In ancient Roman religion, the Arval Brethren (Latin: Fratres Arvales, "Brothers of the Fields") or Arval Brothers were a body of priests who offered annual sacrifices to the Lares and gods to guarantee good harvests.Inscriptions provide evidence of their oaths, rituals and sacrifices.
Roman legend held that the priestly college was originated by Romulus, first king of Rome, who took the place of a dead son of his nurse Acca Laurentia, and formed the priesthood with the remaining eleven sons. They were also connected originally with the Sabine priesthood of Sodales Titii who were probably originally their counterpart among the Sabines. Thus it can be inferred that they existed before the founding of the city. There is further proof of the high antiquity of the college in the verbal forms of the song with which, down to late times, a part of the ceremonies was accompanied, and which is still preserved. They persisted to the imperial period.
Arval Brethren formed a college of twelve priests, although archaeologists have found only up to nine names at a time in the inscriptions. They were appointed for life and did not lose their status even in exile. According to Pliny the Elder, their sign was a white band with the chaplet of sheaves of grain (Naturalis Historia 18.2).

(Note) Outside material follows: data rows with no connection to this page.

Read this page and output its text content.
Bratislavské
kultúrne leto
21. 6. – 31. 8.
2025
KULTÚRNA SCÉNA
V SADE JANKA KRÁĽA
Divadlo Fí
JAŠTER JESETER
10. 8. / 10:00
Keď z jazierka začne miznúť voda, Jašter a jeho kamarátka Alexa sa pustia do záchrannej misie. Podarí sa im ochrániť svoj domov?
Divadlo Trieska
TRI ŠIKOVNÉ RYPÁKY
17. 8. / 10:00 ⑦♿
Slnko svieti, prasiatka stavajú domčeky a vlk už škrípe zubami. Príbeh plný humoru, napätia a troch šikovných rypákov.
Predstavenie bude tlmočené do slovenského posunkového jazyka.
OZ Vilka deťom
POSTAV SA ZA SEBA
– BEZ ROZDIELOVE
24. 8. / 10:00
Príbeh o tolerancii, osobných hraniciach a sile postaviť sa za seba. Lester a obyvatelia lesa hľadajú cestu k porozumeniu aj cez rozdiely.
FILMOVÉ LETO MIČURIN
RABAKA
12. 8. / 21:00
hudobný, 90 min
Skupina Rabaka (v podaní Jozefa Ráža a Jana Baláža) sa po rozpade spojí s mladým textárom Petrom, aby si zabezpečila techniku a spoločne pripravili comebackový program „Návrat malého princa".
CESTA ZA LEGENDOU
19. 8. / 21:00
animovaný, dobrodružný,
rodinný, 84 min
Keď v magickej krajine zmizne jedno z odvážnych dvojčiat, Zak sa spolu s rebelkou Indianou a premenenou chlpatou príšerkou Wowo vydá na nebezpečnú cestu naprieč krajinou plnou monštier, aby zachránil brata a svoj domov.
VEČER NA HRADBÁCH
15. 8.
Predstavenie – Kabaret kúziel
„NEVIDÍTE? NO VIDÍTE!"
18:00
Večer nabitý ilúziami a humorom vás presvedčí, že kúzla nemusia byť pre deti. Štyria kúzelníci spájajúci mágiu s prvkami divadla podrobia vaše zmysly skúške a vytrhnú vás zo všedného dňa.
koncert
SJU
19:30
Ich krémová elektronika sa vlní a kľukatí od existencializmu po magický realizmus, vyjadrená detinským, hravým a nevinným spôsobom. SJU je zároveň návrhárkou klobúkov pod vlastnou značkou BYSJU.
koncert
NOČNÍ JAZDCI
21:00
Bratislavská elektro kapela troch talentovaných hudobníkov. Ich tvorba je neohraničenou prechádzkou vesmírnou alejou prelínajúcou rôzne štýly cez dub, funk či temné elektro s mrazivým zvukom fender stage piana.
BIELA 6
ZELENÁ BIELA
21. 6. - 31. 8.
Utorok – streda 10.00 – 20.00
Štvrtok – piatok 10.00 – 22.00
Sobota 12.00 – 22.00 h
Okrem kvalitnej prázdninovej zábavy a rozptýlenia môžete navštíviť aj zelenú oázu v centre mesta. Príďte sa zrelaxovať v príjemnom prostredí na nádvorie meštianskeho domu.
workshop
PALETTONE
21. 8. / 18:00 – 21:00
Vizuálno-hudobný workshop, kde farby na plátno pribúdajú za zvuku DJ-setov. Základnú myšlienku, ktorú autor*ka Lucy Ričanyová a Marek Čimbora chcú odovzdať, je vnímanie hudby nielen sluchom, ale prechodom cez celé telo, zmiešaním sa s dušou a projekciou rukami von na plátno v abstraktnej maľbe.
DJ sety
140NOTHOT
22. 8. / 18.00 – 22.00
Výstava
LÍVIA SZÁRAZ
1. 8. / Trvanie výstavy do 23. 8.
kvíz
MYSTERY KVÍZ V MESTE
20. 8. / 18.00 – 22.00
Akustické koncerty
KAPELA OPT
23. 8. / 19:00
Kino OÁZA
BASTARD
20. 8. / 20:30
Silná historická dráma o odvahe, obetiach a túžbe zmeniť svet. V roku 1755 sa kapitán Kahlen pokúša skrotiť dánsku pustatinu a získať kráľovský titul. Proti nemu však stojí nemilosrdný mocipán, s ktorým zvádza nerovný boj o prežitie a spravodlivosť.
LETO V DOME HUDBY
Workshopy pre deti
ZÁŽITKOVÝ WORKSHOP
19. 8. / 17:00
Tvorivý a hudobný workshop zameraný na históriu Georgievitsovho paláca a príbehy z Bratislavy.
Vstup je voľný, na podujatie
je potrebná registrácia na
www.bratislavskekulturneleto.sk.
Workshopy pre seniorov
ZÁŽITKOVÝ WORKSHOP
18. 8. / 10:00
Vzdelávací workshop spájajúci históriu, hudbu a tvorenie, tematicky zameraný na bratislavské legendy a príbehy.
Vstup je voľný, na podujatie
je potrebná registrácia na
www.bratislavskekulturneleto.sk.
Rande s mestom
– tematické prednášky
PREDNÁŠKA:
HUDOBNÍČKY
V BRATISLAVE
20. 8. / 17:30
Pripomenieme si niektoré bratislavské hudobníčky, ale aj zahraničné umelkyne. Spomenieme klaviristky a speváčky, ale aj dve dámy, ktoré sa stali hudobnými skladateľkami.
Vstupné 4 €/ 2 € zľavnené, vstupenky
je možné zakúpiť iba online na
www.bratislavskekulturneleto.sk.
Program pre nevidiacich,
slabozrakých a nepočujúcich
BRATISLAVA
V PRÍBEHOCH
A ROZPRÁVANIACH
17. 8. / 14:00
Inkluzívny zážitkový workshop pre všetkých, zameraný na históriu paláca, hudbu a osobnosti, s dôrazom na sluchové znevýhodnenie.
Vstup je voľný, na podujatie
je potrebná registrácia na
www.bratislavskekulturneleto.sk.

The Brethren assembled in the Regia. Their task was the worship of Dea Dia, an old fertility goddess, possibly an aspect of Maia or Ceres. On the three days of her May festival, they offered sacrifices and chanted secretly inside the temple of the goddess at her lucus the Carmen Arvale. The magister (master) of the college selected the exact three days of the celebration by an unknown method.